Crédito: Expresso AM

O setor público consolidado, formado pela União, os estados e municípios, encerrou 2018 com saldo negativo nas contas públicas, de acordo com dados divulgados hoje (31) pelo Banco Central (BC). O déficit primário, receitas menos despesas, sem considerar os gastos com juros, ficou em R$ 108,258 bilhões, o que corresponde a 1,57% de tudo o que o país produz – Produto Interno Bruto (PIB).

Esse foi o quinto ano seguido de resultado negativo das contas públicas: R$ 32,536 bilhões, em 2014; R$ 111,249 bilhões, em 2015; R$ 155,791 bilhões, em 2016, e R$ 110,583 bilhões, em 2017.

O resultado de 2018 ficou abaixo da meta para o setor público consolidado, que era de um déficit de R$ 161,3 bilhões.

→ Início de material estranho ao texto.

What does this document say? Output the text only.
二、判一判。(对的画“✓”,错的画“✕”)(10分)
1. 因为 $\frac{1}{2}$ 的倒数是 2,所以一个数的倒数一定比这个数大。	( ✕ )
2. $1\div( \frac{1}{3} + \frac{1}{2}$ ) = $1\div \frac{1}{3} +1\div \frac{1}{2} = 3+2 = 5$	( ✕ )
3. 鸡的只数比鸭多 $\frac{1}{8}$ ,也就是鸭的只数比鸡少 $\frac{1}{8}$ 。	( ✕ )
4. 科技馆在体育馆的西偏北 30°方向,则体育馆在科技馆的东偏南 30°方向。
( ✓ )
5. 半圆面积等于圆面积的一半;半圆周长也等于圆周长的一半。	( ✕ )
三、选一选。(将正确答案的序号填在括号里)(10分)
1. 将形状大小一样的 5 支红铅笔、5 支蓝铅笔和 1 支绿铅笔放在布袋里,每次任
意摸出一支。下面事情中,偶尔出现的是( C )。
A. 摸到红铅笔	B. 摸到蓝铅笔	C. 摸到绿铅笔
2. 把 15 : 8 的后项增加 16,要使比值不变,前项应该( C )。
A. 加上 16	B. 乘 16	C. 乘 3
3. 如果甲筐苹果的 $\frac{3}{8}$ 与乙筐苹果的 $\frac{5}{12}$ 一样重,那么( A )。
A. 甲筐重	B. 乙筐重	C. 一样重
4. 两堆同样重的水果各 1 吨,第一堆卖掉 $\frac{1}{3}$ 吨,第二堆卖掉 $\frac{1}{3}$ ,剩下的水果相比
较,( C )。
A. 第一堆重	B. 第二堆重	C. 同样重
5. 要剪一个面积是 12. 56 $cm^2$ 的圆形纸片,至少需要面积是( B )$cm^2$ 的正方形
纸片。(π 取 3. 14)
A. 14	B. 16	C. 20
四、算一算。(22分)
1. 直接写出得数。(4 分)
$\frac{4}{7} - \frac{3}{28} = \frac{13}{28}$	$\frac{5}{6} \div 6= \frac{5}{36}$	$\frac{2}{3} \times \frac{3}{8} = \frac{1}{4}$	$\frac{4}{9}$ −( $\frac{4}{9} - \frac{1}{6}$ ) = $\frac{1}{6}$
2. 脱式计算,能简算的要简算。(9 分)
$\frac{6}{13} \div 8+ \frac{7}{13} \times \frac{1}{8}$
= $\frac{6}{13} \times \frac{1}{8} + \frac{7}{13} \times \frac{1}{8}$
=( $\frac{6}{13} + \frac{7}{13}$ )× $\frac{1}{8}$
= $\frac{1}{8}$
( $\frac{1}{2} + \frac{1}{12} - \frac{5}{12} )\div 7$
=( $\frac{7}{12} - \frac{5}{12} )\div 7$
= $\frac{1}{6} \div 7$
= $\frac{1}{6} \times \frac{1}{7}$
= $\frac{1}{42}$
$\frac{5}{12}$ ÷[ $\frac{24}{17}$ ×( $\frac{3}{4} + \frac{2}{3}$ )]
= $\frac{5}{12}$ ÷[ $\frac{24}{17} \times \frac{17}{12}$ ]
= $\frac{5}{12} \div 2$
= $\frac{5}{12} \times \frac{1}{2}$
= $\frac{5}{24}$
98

No ano passado, o Governo Central (Previdência, Banco Central e Tesouro Nacional) registrou déficit de R$ 116,167 bilhões. Os governos estaduais apresentaram superávit de R$ 4,734 bilhões, e os municipais, saldo negativo de R$ 1,242 bilhão. As empresas estatais federais, estaduais e municipais, excluídas as dos grupos Petrobras e Eletrobras, registraram superávit primário de R$ 4, 417 bilhões.

Gastos com juros

Os gastos com juros ficaram em R$ 379,184 bilhões no ano passado, contra R$ 400,826 bilhões em 2017. Esse resultado correspondeu a 5,52% do Produto Interno Bruto (PIB), soma de todos os bens e serviços produzidos no país.

O déficit nominal, formado pelo resultado primário e os gastos com juros, atingiu R$ 487,442 bilhões, o que corresponde a 7,09% do PIB.

Dívida pública

A dívida líquida do setor público (balanço entre o total de créditos e débitos dos governos federal, estaduais e municipais) chegou a R$ 3,695 trilhões em dezembro de 2018, o que correspondeu a 53,8% do PIB, expansão de 0,4 ponto percentual em relação a novembro.

Em dezembro, a dívida bruta – que contabiliza apenas os passivos dos governos federal, estaduais e municipais – chegou a R$ 5,272 trilhões ou 76,7% do PIB, com redução de 0,6 ponto percentual na comparação com novembro.